There are 145k groups with three-weekly updates. In the realm of communities, users and Tweets are represented and have the option of joining numerous communities. The number of users in a community can vary from a few thousand for personal friend groups to hundreds of millions for news or pop culture.
“We can embed Tweets into these communities by looking at the current popularity of a Tweet in each community. The more that users from a community like a Tweet, the more that Tweet will be associated with that community.”
The For You timeline’s objective is to provide you with pertinent Tweets. They currently have 1500 applicants in the pipeline who could be useful. Ranking Tweets on your timeline is primarily based on scoring, which serves as a direct predictor of each prospective Tweet’s relevance. All candidates are handled equally at this point, regardless of the candidate source from which they came.
A 48M parameter neural network is used to achieve ranking and is constantly trained on Tweet interactions to maximize enthusiastic engagement. (e.g. Likes, Retweets, and Replies).

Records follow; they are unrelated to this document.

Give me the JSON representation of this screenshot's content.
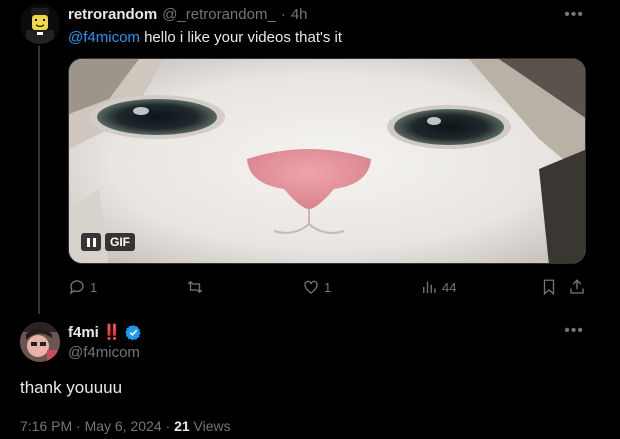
{
  "reply": {
    "name": "retrorandom",
    "handle": "@_retrorandom_",
    "separator": "·",
    "time": "4h",
    "more": "•••",
    "mention": "@f4micom",
    "text": " hello i like your videos that's it",
    "gif_label": "GIF",
    "stats": {
      "replies": "1",
      "reposts": "",
      "likes": "1",
      "views": "44"
    }
  },
  "tweet": {
    "name": "f4mi",
    "name_emoji": "‼️",
    "verified": true,
    "handle": "@f4micom",
    "more": "•••",
    "text": "thank youuuu",
    "timestamp": "7:16 PM · May 6, 2024 · ",
    "views_count": "21",
    "views_label": " Views"
  },
  "colors": {
    "accent": "#1d9bf0",
    "muted": "#71767b",
    "text": "#e7e9ea",
    "bg": "#000000",
    "alert": "#f4212e"
  }
}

Each of the ten labels produced by this ranking system, which considers thousands of features and assigns a number to each Tweet based on them, denotes the likelihood of an engagement.
After the Ranking stage, they apply heuristics and filters to implement various product features. These features work together to create a balanced and diverse feed.

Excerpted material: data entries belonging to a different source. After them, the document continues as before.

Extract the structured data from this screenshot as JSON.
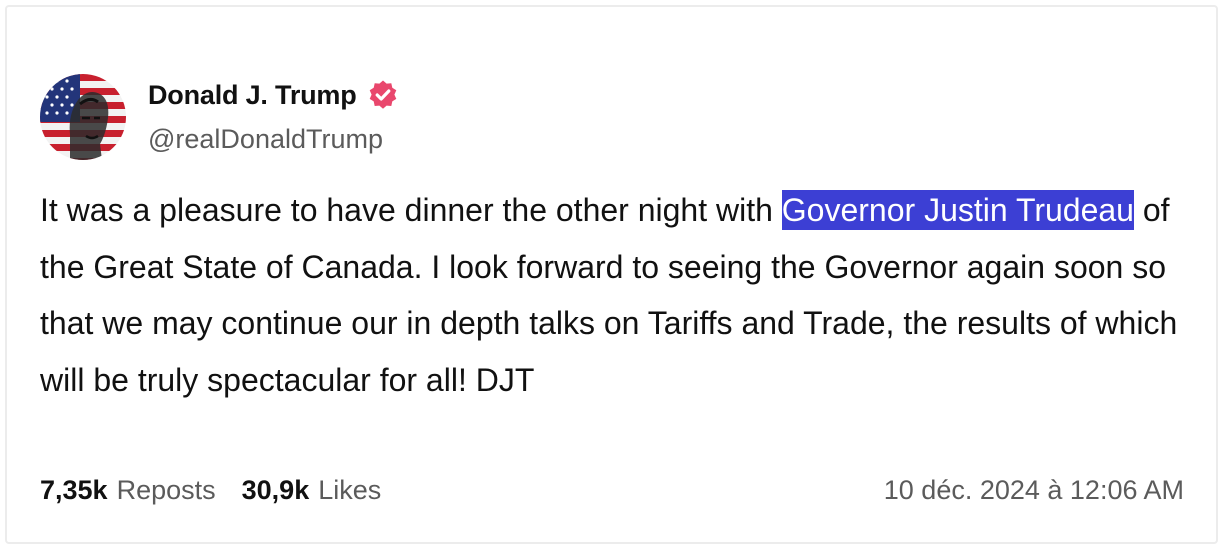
{
  "author": {
    "display_name": "Donald J. Trump",
    "handle": "@realDonaldTrump",
    "avatar_icon": "flag-portrait-avatar",
    "verified_icon": "verified-badge-icon",
    "verified_color": "#e9476d"
  },
  "post": {
    "text_before": "It was a pleasure to have dinner the other night with ",
    "mention": "Governor Justin Trudeau",
    "text_after": " of the Great State of Canada. I look forward to seeing the Governor again soon so that we may continue our in depth talks on Tariffs and Trade, the results of which will be truly spectacular for all! DJT",
    "highlight_color": "#3c3fd4"
  },
  "stats": {
    "reposts_count": "7,35k",
    "reposts_label": "Reposts",
    "likes_count": "30,9k",
    "likes_label": "Likes"
  },
  "timestamp": "10 déc. 2024 à 12:06 AM"
}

- Filter tweets based on their content and your tastes with visibility filtering.
- Take away Tweets from accounts that you ban or mute, for example.
- Avoid reading too many Tweets in a row from the same source. Maintain an equitable distribution of In-Network and Out-of-Network Tweets by monitoring the content balance.
- Feedback-based Fatigue: Reduces a Tweet’s score if a user has given it unfavorable feedback.
- Make sure someone you follow responded to the tweet or followed the creator of the tweet for social proof.
- Conversations: Connect a Reply to the initial Tweet to give it more context.
- Edited Tweets: Determine whether the Tweets that are presently on a device need to be replaced with the edited versions.
Mixing and Serving
A set of Tweets is available for Home Mixer to broadcast to your device. The system combines Tweets with non-Tweet content, such as ads, follower recommendations, and onboarding prompts, as the final stage before returning them to your device for display.
The system above completes on average 5 billion times per day in less than 1.5 seconds. The amount of CPU time needed for a single pipeline execution is 220 seconds or roughly 150 times the latency you see in the app.
Their open-source initiative aims to give you, our customers, complete transparency about how our systems operate. They have made the code underlying recommendations available for you to examine so that you can learn more about the algorithm, and they are also developing a number of features to give you more transparency within the app. Some of the most recent changes include:
- A better Twitter analytics tool with more exposure and engagement data for creators.
- Greater openness regarding any safety ratings assigned to your accounts.
- Tweets increased awareness of the reasons Tweets show on your timeline.
“Twitter is the center of conversations around the world. Every day, we serve over 150 billion Tweets to people’s devices. Ensuring that we’re delivering the best content possible to our users is both a challenging and an exciting problem. We’re working on new opportunities to expand our recommendation systems—new real-time features, embeddings, and user representations—and we have one of the most interesting datasets and user bases in the world to do it with. We are building the town square of the future. If this interests you, please consider joining us.”, they concluded in their blog post.